Optionally the table can include test statistics. Normally the F statistic is most appropriate, which compares the mean square for a row to the residual sum of squares for the largest model considered. If scale is specified chi-squared tests can be used. Mallows’ Cp statistic is the residual sum of squares plus twice the estimate of sigma^2 times the residual degrees of freedom.

In other words, the denominator of the F-statistic is based on the largest model in the anova() call. We can verify this with the computations below. In anova(mod1, mod2)<, the denominator depends on the RSS and Res.Df values for model 2; in anova(mod1, mod2, mod3), in depends on the RSS and Res.Df values for model 3.

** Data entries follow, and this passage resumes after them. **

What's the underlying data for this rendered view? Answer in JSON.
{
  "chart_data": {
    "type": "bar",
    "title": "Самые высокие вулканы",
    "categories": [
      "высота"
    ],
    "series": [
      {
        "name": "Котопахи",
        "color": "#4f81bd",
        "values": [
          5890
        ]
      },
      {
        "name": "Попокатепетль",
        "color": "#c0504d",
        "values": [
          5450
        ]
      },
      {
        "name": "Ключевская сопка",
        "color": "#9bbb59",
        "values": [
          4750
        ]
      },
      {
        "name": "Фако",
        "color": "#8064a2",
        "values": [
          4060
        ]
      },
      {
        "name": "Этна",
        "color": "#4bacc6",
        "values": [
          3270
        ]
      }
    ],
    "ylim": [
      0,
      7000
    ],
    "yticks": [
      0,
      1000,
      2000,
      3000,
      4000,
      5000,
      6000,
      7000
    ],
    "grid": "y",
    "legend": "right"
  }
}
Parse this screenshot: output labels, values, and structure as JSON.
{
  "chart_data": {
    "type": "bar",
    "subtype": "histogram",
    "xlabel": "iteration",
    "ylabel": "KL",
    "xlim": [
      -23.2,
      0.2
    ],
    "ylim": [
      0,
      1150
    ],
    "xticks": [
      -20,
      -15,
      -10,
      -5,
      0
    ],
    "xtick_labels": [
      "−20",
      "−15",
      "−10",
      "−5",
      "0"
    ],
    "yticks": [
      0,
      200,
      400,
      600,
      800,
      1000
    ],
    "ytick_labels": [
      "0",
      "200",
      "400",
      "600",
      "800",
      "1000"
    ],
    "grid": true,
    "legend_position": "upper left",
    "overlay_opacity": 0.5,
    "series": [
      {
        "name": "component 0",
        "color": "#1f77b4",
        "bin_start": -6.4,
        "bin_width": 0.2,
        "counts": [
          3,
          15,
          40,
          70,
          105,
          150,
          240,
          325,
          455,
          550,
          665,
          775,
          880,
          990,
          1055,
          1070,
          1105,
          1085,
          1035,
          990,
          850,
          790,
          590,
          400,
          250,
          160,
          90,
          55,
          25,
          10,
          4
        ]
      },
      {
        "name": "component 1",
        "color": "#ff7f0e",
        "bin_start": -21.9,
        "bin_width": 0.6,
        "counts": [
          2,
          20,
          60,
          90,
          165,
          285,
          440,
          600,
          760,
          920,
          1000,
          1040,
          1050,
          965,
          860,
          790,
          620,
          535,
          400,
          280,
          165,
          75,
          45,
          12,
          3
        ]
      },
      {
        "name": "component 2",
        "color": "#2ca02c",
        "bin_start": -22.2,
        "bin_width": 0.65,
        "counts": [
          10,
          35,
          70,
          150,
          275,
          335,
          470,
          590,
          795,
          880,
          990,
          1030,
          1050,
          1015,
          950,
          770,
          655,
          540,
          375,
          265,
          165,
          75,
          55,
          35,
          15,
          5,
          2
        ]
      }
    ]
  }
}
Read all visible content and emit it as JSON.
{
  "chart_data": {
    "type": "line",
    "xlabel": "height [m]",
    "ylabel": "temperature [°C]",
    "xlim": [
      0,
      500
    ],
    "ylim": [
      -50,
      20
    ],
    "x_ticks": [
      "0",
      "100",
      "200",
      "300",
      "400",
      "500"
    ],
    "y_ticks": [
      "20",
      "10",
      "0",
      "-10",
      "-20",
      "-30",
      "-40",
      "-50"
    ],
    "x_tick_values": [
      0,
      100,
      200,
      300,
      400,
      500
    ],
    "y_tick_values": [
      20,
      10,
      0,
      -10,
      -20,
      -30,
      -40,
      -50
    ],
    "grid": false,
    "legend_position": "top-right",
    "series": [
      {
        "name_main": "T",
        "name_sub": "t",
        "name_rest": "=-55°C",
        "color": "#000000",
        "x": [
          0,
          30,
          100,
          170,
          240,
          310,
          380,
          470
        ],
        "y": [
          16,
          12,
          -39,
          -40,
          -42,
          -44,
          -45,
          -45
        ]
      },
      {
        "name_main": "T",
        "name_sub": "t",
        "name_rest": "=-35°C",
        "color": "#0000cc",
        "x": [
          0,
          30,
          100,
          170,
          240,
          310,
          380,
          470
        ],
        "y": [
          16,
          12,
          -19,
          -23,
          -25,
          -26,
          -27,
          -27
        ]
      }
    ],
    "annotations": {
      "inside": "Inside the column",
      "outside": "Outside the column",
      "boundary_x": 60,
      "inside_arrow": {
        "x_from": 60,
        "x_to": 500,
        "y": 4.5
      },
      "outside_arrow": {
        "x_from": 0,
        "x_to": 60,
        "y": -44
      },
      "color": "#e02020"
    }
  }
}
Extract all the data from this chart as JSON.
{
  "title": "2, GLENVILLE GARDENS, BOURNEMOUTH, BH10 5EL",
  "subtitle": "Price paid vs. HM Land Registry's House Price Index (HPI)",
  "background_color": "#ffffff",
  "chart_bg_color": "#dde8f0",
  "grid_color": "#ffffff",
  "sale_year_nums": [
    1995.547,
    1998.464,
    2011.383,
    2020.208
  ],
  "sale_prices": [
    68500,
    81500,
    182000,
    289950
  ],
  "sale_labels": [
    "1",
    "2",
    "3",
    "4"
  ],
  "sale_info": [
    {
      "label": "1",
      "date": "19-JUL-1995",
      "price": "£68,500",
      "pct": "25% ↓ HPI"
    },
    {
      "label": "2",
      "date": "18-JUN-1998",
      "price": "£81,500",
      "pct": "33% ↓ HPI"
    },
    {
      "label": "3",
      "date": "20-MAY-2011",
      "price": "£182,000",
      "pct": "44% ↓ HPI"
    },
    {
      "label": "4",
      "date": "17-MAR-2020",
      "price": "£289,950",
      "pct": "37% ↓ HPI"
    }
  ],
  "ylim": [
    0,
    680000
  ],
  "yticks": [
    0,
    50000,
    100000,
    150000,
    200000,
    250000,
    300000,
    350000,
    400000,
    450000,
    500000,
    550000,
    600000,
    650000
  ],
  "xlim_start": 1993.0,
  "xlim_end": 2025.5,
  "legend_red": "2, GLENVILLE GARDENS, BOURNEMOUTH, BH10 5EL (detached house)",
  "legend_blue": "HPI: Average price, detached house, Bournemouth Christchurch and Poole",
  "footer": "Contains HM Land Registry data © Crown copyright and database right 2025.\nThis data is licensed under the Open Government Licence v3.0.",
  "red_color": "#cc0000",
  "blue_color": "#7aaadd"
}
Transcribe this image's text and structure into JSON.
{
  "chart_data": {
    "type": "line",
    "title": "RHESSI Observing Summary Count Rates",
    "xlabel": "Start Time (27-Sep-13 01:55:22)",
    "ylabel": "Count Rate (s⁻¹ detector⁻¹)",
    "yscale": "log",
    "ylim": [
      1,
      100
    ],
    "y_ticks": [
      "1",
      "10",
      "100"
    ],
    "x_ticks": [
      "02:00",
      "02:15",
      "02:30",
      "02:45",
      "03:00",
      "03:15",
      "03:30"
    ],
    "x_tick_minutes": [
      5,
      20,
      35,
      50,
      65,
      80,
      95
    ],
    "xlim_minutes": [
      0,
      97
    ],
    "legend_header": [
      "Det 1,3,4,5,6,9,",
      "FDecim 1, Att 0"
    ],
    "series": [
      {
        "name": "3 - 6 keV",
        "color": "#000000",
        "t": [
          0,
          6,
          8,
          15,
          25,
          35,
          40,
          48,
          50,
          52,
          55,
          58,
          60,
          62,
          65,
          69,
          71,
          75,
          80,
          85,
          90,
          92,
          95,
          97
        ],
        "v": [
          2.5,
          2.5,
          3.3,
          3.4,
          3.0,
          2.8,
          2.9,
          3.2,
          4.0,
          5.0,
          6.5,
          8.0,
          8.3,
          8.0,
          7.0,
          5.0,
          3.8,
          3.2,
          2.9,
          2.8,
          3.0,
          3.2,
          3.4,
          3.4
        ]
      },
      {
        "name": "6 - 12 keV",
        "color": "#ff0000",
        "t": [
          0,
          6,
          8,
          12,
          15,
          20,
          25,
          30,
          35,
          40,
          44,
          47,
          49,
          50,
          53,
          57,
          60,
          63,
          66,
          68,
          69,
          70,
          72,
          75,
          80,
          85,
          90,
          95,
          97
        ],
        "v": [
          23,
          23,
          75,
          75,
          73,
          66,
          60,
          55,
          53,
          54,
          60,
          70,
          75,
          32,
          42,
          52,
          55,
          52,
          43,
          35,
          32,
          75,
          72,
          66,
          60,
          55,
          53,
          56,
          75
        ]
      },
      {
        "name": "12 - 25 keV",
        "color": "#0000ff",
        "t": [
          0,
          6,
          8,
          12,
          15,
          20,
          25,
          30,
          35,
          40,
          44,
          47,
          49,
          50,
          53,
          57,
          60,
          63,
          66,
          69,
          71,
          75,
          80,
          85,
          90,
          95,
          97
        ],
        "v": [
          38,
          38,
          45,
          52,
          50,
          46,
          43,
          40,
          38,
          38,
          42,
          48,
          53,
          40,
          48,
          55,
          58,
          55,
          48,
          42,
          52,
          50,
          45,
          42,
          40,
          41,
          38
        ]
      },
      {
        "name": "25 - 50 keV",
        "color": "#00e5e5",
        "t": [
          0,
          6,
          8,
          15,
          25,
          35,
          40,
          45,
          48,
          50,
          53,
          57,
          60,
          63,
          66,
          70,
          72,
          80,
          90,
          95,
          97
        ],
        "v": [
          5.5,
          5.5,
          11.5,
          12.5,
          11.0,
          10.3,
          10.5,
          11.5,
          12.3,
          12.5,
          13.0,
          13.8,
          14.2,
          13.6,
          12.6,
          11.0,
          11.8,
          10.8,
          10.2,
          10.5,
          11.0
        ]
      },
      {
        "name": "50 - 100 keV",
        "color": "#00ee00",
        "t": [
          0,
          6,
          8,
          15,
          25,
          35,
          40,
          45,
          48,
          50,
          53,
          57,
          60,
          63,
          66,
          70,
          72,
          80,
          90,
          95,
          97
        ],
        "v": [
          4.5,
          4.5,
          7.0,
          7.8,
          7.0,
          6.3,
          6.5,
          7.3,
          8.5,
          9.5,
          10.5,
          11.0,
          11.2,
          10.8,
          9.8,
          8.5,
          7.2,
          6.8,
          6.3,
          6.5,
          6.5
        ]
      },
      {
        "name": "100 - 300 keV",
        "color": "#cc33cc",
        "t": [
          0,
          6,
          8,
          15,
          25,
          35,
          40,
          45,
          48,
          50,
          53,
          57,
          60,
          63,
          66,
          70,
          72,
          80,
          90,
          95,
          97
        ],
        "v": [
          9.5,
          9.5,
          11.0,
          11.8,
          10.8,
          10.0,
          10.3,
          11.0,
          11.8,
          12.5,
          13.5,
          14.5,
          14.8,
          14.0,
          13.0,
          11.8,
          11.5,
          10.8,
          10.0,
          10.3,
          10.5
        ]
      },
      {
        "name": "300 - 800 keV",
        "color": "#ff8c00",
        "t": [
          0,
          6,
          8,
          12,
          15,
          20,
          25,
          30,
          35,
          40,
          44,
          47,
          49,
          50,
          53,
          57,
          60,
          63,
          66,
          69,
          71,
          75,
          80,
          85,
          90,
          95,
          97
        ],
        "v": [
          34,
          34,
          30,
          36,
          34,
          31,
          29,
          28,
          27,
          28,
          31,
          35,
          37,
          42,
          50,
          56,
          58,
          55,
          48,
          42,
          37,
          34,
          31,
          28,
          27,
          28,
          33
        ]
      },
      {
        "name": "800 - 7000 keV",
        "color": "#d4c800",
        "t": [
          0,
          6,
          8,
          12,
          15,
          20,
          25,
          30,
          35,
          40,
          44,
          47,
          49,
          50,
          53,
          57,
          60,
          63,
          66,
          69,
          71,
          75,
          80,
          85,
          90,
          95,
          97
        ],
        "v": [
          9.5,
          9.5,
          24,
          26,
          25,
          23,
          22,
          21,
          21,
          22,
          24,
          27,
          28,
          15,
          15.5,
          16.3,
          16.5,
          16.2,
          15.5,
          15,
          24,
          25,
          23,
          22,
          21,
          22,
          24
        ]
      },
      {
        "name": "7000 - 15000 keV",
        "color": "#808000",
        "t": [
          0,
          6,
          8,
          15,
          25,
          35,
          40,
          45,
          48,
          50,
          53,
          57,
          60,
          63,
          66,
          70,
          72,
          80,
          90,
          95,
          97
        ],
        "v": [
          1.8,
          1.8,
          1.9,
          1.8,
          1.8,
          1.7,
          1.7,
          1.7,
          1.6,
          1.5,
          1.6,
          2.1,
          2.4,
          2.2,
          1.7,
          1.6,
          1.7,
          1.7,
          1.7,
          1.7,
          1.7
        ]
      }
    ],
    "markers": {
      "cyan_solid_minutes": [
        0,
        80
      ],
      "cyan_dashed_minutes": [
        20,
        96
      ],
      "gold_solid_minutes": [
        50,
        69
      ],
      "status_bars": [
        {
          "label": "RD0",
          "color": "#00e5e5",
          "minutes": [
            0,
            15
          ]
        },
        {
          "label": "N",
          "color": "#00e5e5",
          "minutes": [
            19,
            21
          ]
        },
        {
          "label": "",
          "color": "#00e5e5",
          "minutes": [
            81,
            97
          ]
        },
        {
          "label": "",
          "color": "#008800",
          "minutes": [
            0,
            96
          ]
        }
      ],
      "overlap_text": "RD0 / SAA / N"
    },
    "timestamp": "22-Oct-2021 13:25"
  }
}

((1126.05 - 278.32) / (31 - 30)) / (278.32 / 30)
#  91.37647

((1126.05 - 278.32) / (31 - 30)) / (195.05 / 29)
#  126.0403


Resolution (Part 2)

Why would anova() determine the denominator in this way? I think the reason lies in what the F-statistic is trying to compare (see Reference 2 for details). The F-statistic is comparing two different estimates of the variance, and the estimate in the denominator is akin to the typical variance estimate we get from the residuals of a regression model. In our example above, one F-statistic used the residuals from mod2, while the other used the residuals from mod3.

Which F-statistic should you use in practice? I think this might depend on your data analysis pipeline, but my gut says that the F-statistic from the anova() call with just 2 models is probably the one you want to use. It’s a lot easier to interpret and understand.

I haven’t seen any discussion on this in my internet searches, so I would love to hear views on what one should do in practice!

References:

1. James, G., et al. (2013). An introduction to statistical learning (Section 3.2.2).
2. lumen. The F distribution and the F-ratio.